Analysis of the EXPLAIN Text

1 The Lock Manager applies the appropriate READ locks for the query.

2 The Optimizer selects the best join algorithm for this inner join (a merge join) and applies the conditions from the WHERE clause.

Logically, the WHERE clause term is applied after the terms in the ON clause of the LEFT OUTER JOIN have been applied. That would result in an intermediate step of 18,034 rows; however, the term b.data_year_month=199707 from the WHERE clause would then be applied, eliminating all rows where the value for b.data_year_month is null, and returning the final, incorrect, result of 13,010 rows.

These steps are headed off by the Optimizer, which recognizes that the WHERE clause references an inner table that does not evaluate to TRUE for nulls and is therefore equivalent to an inner join.
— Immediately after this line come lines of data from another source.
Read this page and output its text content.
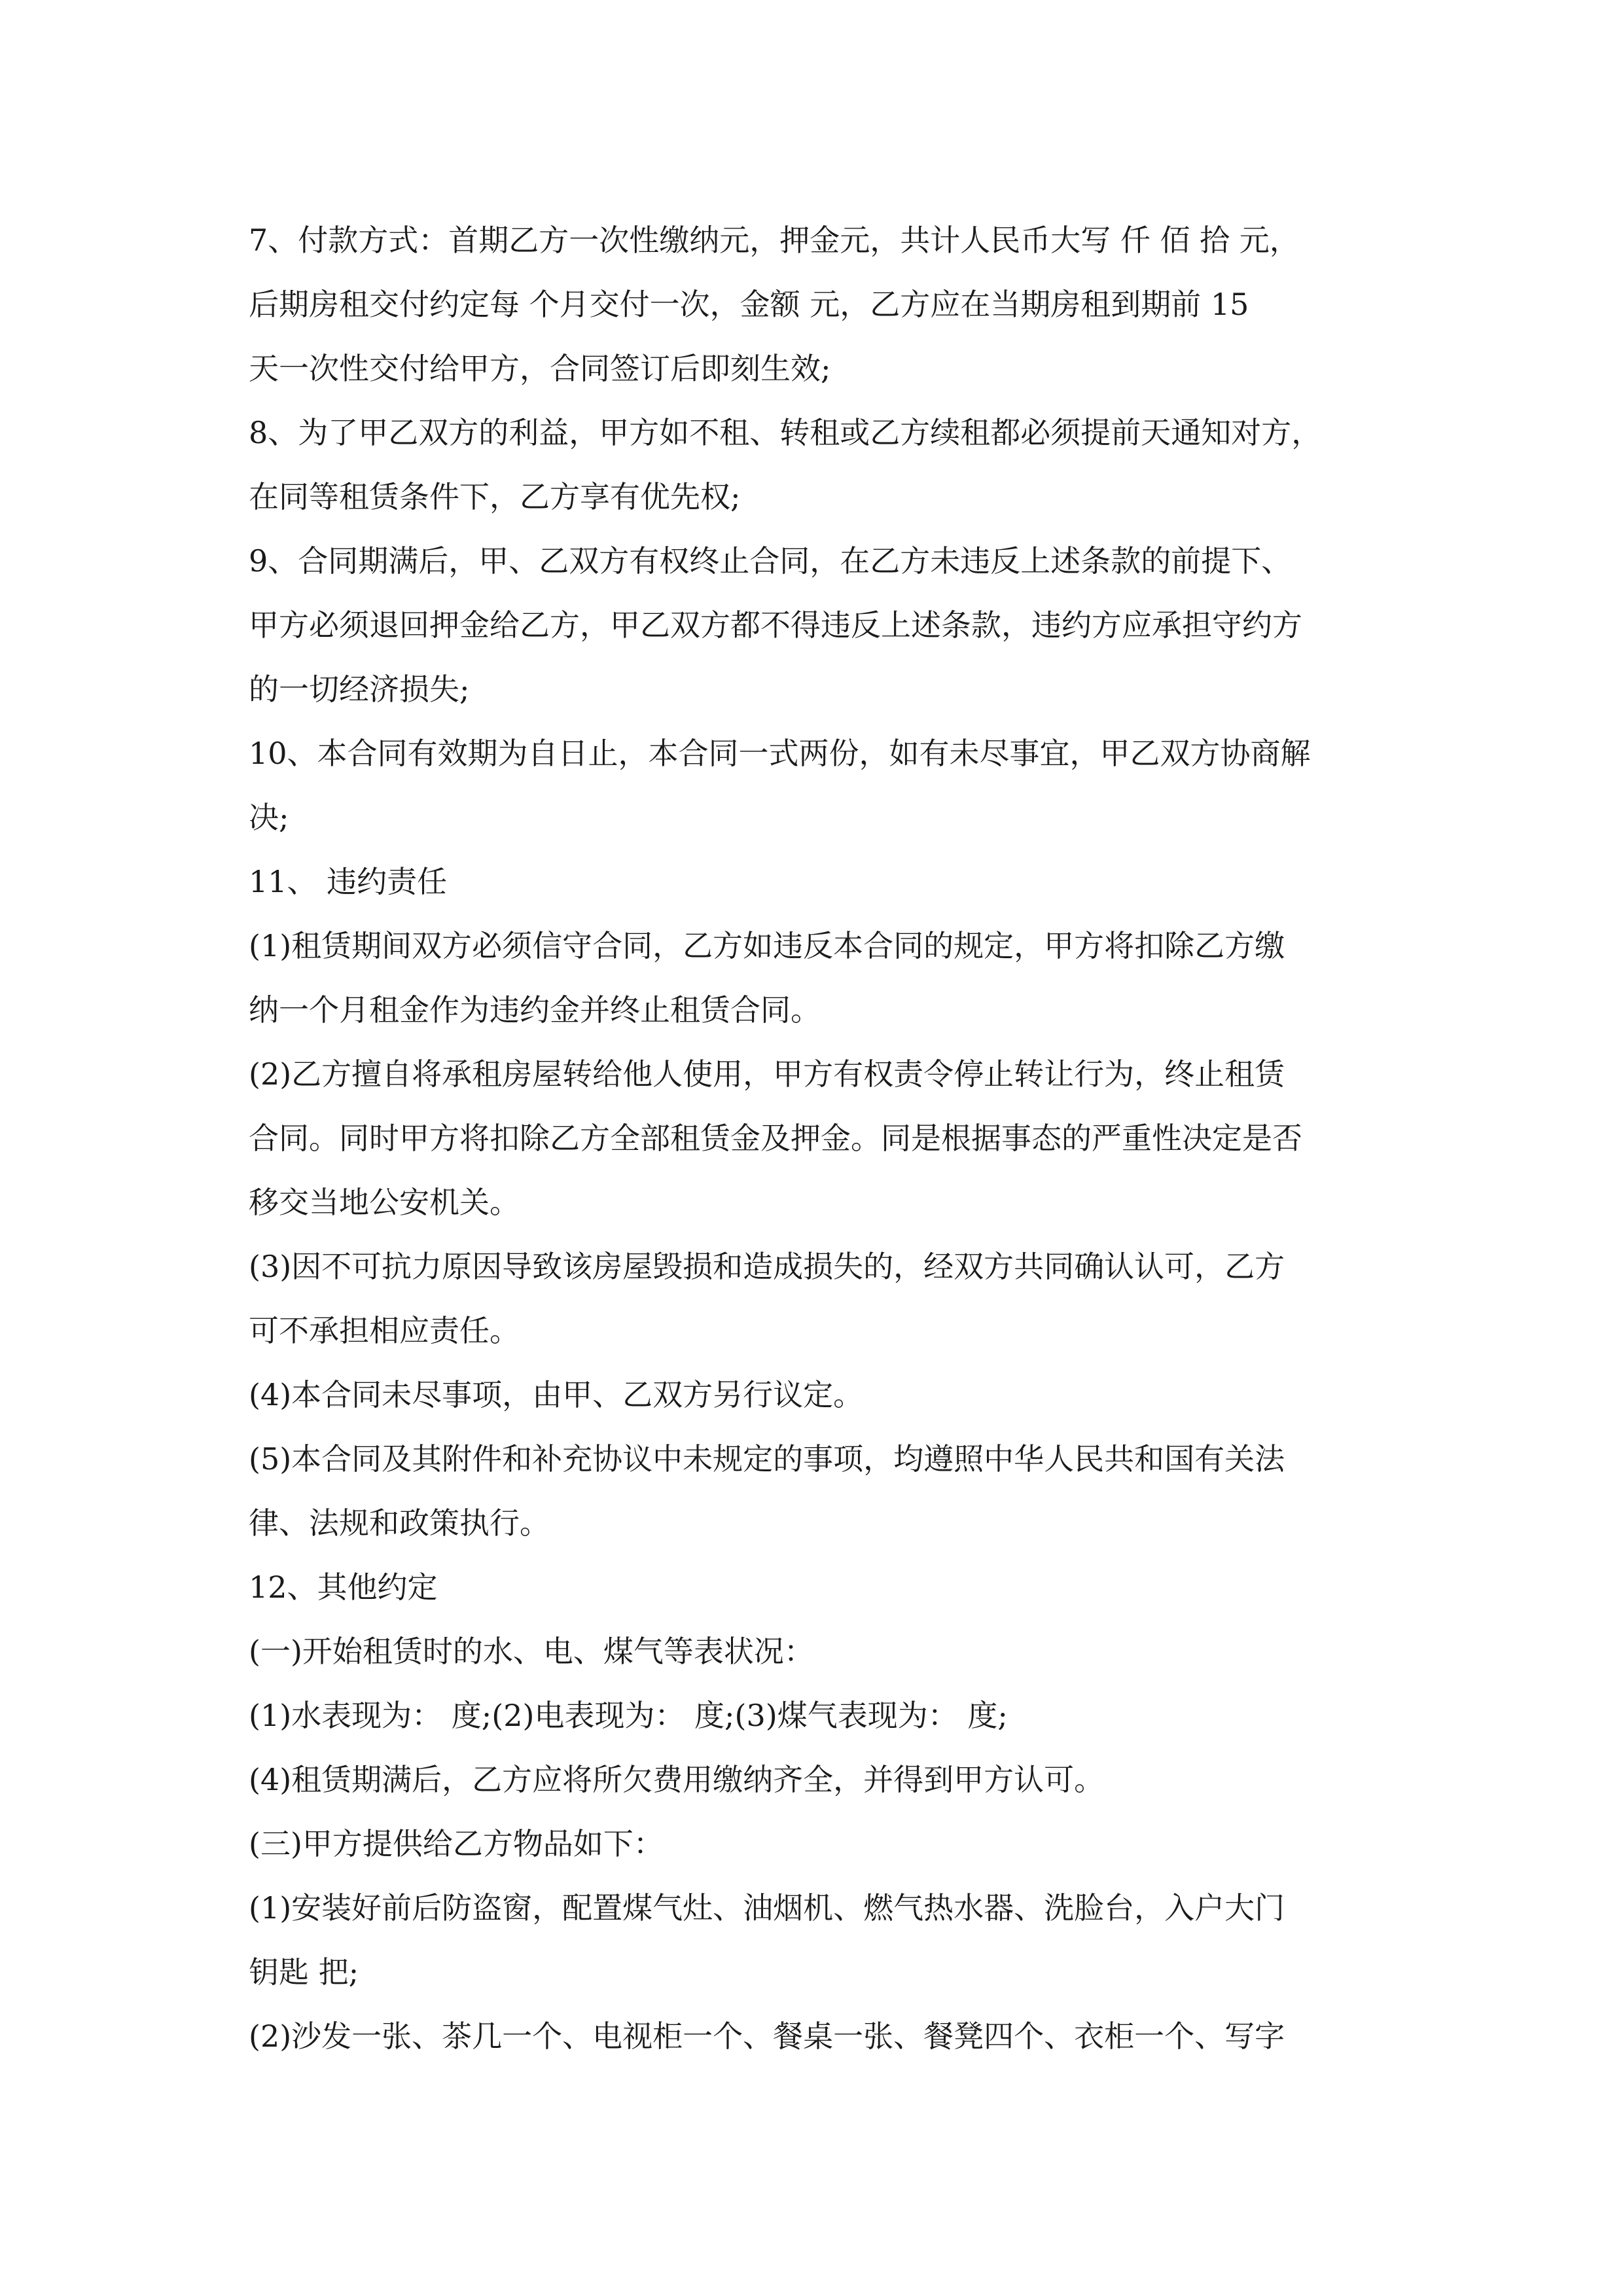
7、付款方式：首期乙方一次性缴纳元，押金元，共计人民币大写 仟 佰 拾 元，

后期房租交付约定每 个月交付一次，金额 元，乙方应在当期房租到期前 15

天一次性交付给甲方，合同签订后即刻生效;

8、为了甲乙双方的利益，甲方如不租、转租或乙方续租都必须提前天通知对方，

在同等租赁条件下，乙方享有优先权;

9、合同期满后，甲、乙双方有权终止合同，在乙方未违反上述条款的前提下、

甲方必须退回押金给乙方，甲乙双方都不得违反上述条款，违约方应承担守约方

的一切经济损失;

10、本合同有效期为自日止，本合同一式两份，如有未尽事宜，甲乙双方协商解

决;

11、 违约责任

(1)租赁期间双方必须信守合同，乙方如违反本合同的规定，甲方将扣除乙方缴

纳一个月租金作为违约金并终止租赁合同。

(2)乙方擅自将承租房屋转给他人使用，甲方有权责令停止转让行为，终止租赁

合同。同时甲方将扣除乙方全部租赁金及押金。同是根据事态的严重性决定是否

移交当地公安机关。

(3)因不可抗力原因导致该房屋毁损和造成损失的，经双方共同确认认可，乙方

可不承担相应责任。

(4)本合同未尽事项，由甲、乙双方另行议定。

(5)本合同及其附件和补充协议中未规定的事项，均遵照中华人民共和国有关法

律、法规和政策执行。

12、其他约定

(一)开始租赁时的水、电、煤气等表状况：

(1)水表现为： 度;(2)电表现为： 度;(3)煤气表现为： 度;

(4)租赁期满后，乙方应将所欠费用缴纳齐全，并得到甲方认可。

(三)甲方提供给乙方物品如下：

(1)安装好前后防盗窗，配置煤气灶、油烟机、燃气热水器、洗脸台，入户大门

钥匙 把;

(2)沙发一张、茶几一个、电视柜一个、餐桌一张、餐凳四个、衣柜一个、写字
As a result, it generates a plan for a simple inner join, ignoring the request for a left outer join.

You can see this in the EXPLAIN text where it says “...SAMPDB.CUSTOMER and SAMPDB2.REVENUE are joined using a merge join...” Had the plan used an outer join, the EXPLAIN text would have said “...SAMPDB.CUSTOMER and SAMPDB2.REVENUE are left outer joined using a merge join...”

3 The result of the query, 13,010 rows, is returned to the requestor.

This is not the correct answer to the business question we are attempting to ask.

The Coding Error

The following error was made in phrasing the SELECT statement used in this example:

The selection criterion of b.data_date = 199707 was placed in the WHERE clause rather than the ON clause, resulting in the query being processed as a simple inner join rather than the intended left outer join.